Outstanding! Congrats. Not many better feelings than a snapper run when seated in the yak.


----------



## suehobieadventure (Feb 17, 2009)

Well done nice day out.


----------



## solatree (May 30, 2008)

Congratulation SnowyM - That first kayak snapper is such a great feeling isn't it ! I still vividly remember my first legal snap and the huge whoop of joy once it was safely in the net. Such a buzz !  Plus several nice KGW - a great family meal coming up !


snowymacco said:


> Just have to say thanks to all the people here that fish adelaide metro and post their reports


 Like you, I learnt heaps from people who posted trips reports - gathering info and putting it all together. Its one of the great things about this forum.


----------



## sog (Jun 9, 2012)

well done mate
... just wondering ...
... I've worked in adelaide a few times .. generally stayed in glenelg
where do you guys fish/ launch from ?
I saw a post the other day where there were about 8 kayaks on the water so must be a usual spot 
so where do you lot fish ?
I have friends in adelaide .... might take the yak with me next time


----------



## solatree (May 30, 2008)

Sog - if you launch from Glenelg, and the conditions are right, you are in with a good chance. We've taken a while to learn about this inshore fishery, and its all about the conditions. One spot one day might fire, but the next day - you need to be some where else. The spot on the video that you saw was no good today. Condtions were not right for it. Let us know when you visit and we'll let you know what's about.


----------



## Murphysegg (Oct 21, 2010)

Good on ya Snowy. Congrats on breaking your Snapper cherry. 

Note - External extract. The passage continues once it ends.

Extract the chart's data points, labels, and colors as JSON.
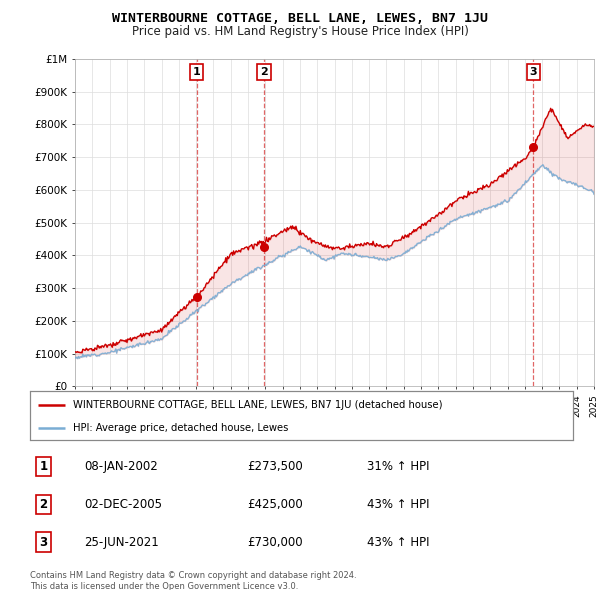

It was a productive day on the new Slayer -










2 @ 55 & 2 @ 66. Suprisingly the larger snaps hit on the low slack tide.

Oh & Red Mist.....bring that BCF gift card into work tomorrow. That 35cm Flatty was delicious ;-)


----------



## Squidley (May 8, 2010)

Well done Snowy, it feels so good to see a big pink silvery flash, especially the first  It must have been fun on the whiting rod. Murphysegg that flathead must've felt like the cherry on top. Interesting the low tide was at eleven and your fish are 55 and 66, I have the lab on this as we speak.


----------



## Zilch (Oct 10, 2011)

Congratulations and well done 

Steve


----------



## GlenelgKiller (Mar 13, 2012)

Squidley said:


> it feels so good to see a big pink silvery flash, especially the first


Ahhh yes, i remember it fondly like it was yesterday. Even though you have seen pictures in magazines you never really appreciate it until you have seen one in the flesh.


----------



## OldDood (Nov 6, 2008)

Good work all you guys,
There are two kinds of Yak fisherman in the world at the moment, the ones that live in Adelaide and the ones that wish they did. :lol: 
Mark


----------



## Murphysegg (Oct 21, 2010)

> Interesting the low tide was at eleven and your fish are 55 and 66, I have the lab on this as we speak.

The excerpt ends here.